おかんの瞼がピクリと動いたが、目は開かなかった。だが、かすかに口が開いた。
「おかん……」
おかんの口元に耳を寄せる。わずかに唇の動く様子が伝わってきた。
「カズ……大層にしな……この世で起きることなんて、どれもこれもたいしたことないんやから……」
聞こえた。確かにそう聞こえた。
「おかん……」
涙が溢れ出す。我慢していたわけではないが、今まで無理に堰き止めていたかのように、そしてそれが一気に決壊したかのように、大粒の涙が頬を伝う。
また声が聞こえてきた。
「カズ……ごめんな、こんなになってしもて……おかあちゃん、怖かったんや。検査するのが怖くて、その結果を知るのが怖くて、すぐに検査受けへんかった。だから手遅れに……。ごめんな……。死ぬのも怖かった。でもな……死ぬのも人生や……人生、全部あそびや……」
「おかん……勝手に死ぬな!」
叫んでいた。喚いていた。おかんの前で無様な姿を見せていると思った。でも、止められなかった。

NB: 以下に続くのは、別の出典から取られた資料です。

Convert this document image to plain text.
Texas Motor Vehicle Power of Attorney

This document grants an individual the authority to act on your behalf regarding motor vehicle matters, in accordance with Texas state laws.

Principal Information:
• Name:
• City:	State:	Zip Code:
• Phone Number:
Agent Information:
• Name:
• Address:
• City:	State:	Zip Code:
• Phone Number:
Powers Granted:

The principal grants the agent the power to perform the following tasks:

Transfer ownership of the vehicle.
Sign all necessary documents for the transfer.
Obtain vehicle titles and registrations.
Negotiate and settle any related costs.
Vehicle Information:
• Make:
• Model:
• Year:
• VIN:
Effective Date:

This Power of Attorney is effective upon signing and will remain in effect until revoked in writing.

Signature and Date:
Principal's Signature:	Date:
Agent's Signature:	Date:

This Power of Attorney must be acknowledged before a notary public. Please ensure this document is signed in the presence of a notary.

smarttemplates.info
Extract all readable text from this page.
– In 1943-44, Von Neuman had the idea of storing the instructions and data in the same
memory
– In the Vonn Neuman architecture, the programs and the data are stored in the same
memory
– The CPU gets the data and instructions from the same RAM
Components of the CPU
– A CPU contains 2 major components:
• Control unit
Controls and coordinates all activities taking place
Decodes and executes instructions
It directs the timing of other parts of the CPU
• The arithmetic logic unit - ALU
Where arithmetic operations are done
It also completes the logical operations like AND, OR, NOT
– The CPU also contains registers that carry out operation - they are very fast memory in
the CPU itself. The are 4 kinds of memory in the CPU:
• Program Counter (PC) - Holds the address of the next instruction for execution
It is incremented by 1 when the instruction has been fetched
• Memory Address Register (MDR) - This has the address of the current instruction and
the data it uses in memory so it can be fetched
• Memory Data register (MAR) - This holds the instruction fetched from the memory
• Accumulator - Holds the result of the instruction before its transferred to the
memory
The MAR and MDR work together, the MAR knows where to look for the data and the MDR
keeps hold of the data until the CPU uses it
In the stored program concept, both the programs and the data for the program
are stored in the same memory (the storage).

おれはもう冷静ではなかった。冷静でいられなかった。今まで冷静でいられたのは、おかんの死に、ここまで現実味がなかったからだろう。
今、おかんの死が現実として目の前を漂っていた。
「おかん! 死ぬな!」
おかんが死ぬなんて考えられない。現実を受け容れたはずが、決してそうではなかった。
どこかで、おかんならきっと復活する、そう信じていた。
死を受け容れられるわけなどない。
当たり前だ。
そんなに簡単におかんの死を受け容れられるわけなどない。死を目前にしているおかんを前にし、改めて思った。
「おかん!」
心拍数が下がる。血圧も急激に低下してきた。酸素マスクをつけようとすると、それを拒否するかのように、おかんの唇がかすかに動いた。
耳を寄せる。
「泣きな! 同じ空の下におるから……」
そう……聞こえた気がした。
「……おかん……」
おれはベッドの脇に膝から崩れ落ちた。